My question is, is there any way I can "prove" the above in Python? A way to justify that 3 numbers gives the most secure passcode, with Python code, probably something that lists out all possible passcodes if you give it some numbers? I was thinking about using itertools, with itertools.permutations as a starting point, but then I found that Python has a combinatorics module, which may be a far more elegant way. Would someone be kind enough to show me how to use it? I'm reading the documentation right now but some syntax is escaping me.

Answer 1

There is no combinatorics module in the standard distribution, but this is easy to do regardless. For example,

def guess(smudged_numbers):
    from itertools import product
    num_smudges = len(smudged_numbers)
    for raw in product(smudged_numbers, repeat=4):
        if len(set(raw)) == num_smudges:
            yield raw

count = 0
for nums in guess([1, 8]):
    print nums
    count += 1
print "total", count

That prints:

(1, 1, 1, 8)
(1, 1, 8, 1)
(1, 1, 8, 8)
(1, 8, 1, 1)
(1, 8, 1, 8)
(1, 8, 8, 1)
(1, 8, 8, 8)
(8, 1, 1, 1)
(8, 1, 1, 8)
(8, 1, 8, 1)
(8, 1, 8, 8)
(8, 8, 1, 1)
(8, 8, 1, 8)
(8, 8, 8, 1)
total 14

The search space is very small (len(num_smudges)**4, which as at most 4**4 = 256), so no point to doing anything fancier ;-)

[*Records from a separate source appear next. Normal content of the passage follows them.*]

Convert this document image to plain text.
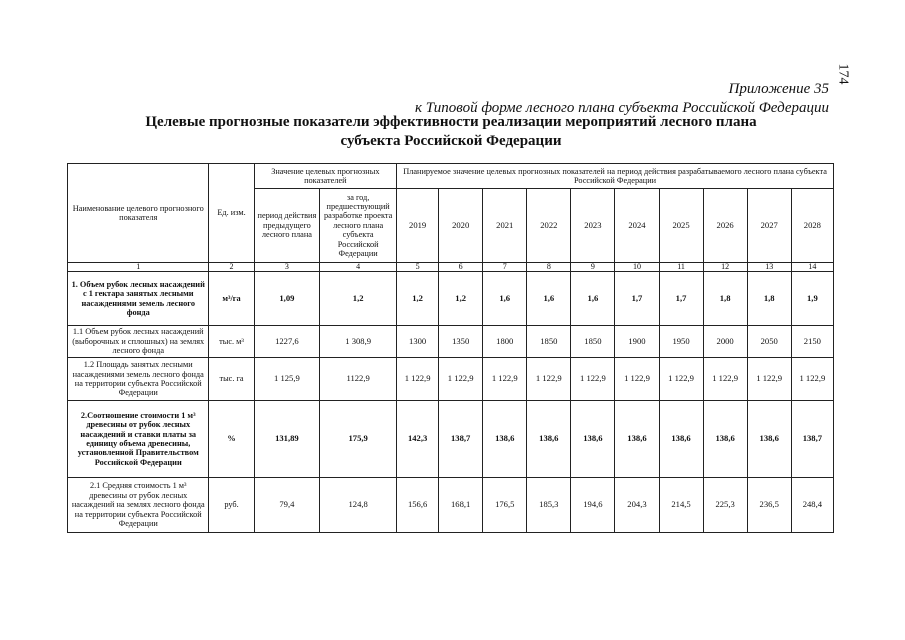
174
Приложение 35
к Типовой форме лесного плана субъекта Российской Федерации
Целевые прогнозные показатели эффективности реализации мероприятий лесного плана
субъекта Российской Федерации
Наименование целевого прогнозного показателя	Ед. изм.	Значение целевых прогнозных показателей		Планируемое значение целевых прогнозных показателей на период действия разрабатываемого лесного плана субъекта Российской Федерации									
		период действия предыдущего лесного плана	за год, предшествующий разработке проекта лесного плана субъекта Российской Федерации	2019	2020	2021	2022	2023	2024	2025	2026	2027	2028
1	2	3	4	5	6	7	8	9	10	11	12	13	14
1. Объем рубок лесных насаждений с 1 гектара занятых лесными насаждениями земель лесного фонда	м³/га	1,09	1,2	1,2	1,2	1,6	1,6	1,6	1,7	1,7	1,8	1,8	1,9
1.1 Объем рубок лесных насаждений (выборочных и сплошных) на землях лесного фонда	тыс. м³	1227,6	1 308,9	1300	1350	1800	1850	1850	1900	1950	2000	2050	2150
1.2 Площадь занятых лесными насаждениями земель лесного фонда на территории субъекта Российской Федерации	тыс. га	1 125,9	1122,9	1 122,9	1 122,9	1 122,9	1 122,9	1 122,9	1 122,9	1 122,9	1 122,9	1 122,9	1 122,9
2.Соотношение стоимости 1 м³ древесины от рубок лесных насаждений и ставки платы за единицу объема древесины, установленной Правительством Российской Федерации	%	131,89	175,9	142,3	138,7	138,6	138,6	138,6	138,6	138,6	138,6	138,6	138,7
2.1 Средняя стоимость 1 м³ древесины от рубок лесных насаждений на землях лесного фонда на территории субъекта Российской Федерации	руб.	79,4	124,8	156,6	168,1	176,5	185,3	194,6	204,3	214,5	225,3	236,5	248,4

How it works: it generates all possible (product) 4-tuples (repeat=4) containing the passed-in sequence of smudged numbers. So for [1, 8], it generates all 2**4 = len(smudged_numbers)**4 = 16 possibilities for a 4-tuple containing nothing but 1's and 8's.

Converting a raw possibility to a set then tells us how many (len) different numbers appear in the raw 4-tuple. We only want those containing all the smudged numbers. That's all there is to it. In the [1, 8] case, this step only weeds out 2 of the 16 raw 4-tuples: (1, 1, 1, 1) and (8, 8, 8, 8).

Answer 2

My try with the permutations method in the itertools module.

I have added the shuffle method from the random module to generate more random tries from normal crackers. (To try your luck you would never go serially would you?!) But, if you want the serial tries method, you can just remove the shuffle(codes_to_try) line.

from itertools import combinations, permutations
from random import randint, shuffle

def crack_the_code(smudges, actual_code):
    """ Takes a list of digit strings (smudges) & generates all possible
    permutations of it (4 digits long). It then compares the actual given
    code & returns the index of it in the generated list, which basically
    becomes the number of tries.
    """
    attempts_to_crack = 0
    no_smudges = len(smudges)

    if no_smudges == 3:
        all_codes = ["".join(digits)
                     for repeated_num in smudges
                     for digits in permutations([repeated_num]+smudges)
                     ]
        all_codes = list(set(all_codes)) # remove duplicates
    elif no_smudges == 4:
        all_codes = ["".join(digits)
                     for digits in permutations(smudges)
                     ]
    else:
        print "Smudges aren't 3 or 4"
        raise ValueError

    shuffle(all_codes)
    return all_codes.index(actual_code)

print crack_the_code(["1","2","3"],"1232")
# above prints random values between 0 & 35 inclusive.

Note - You may play around with the function if you like int & not str. PS - I have kept the code self-explanatory, but you can always comment & ask something you don't understand.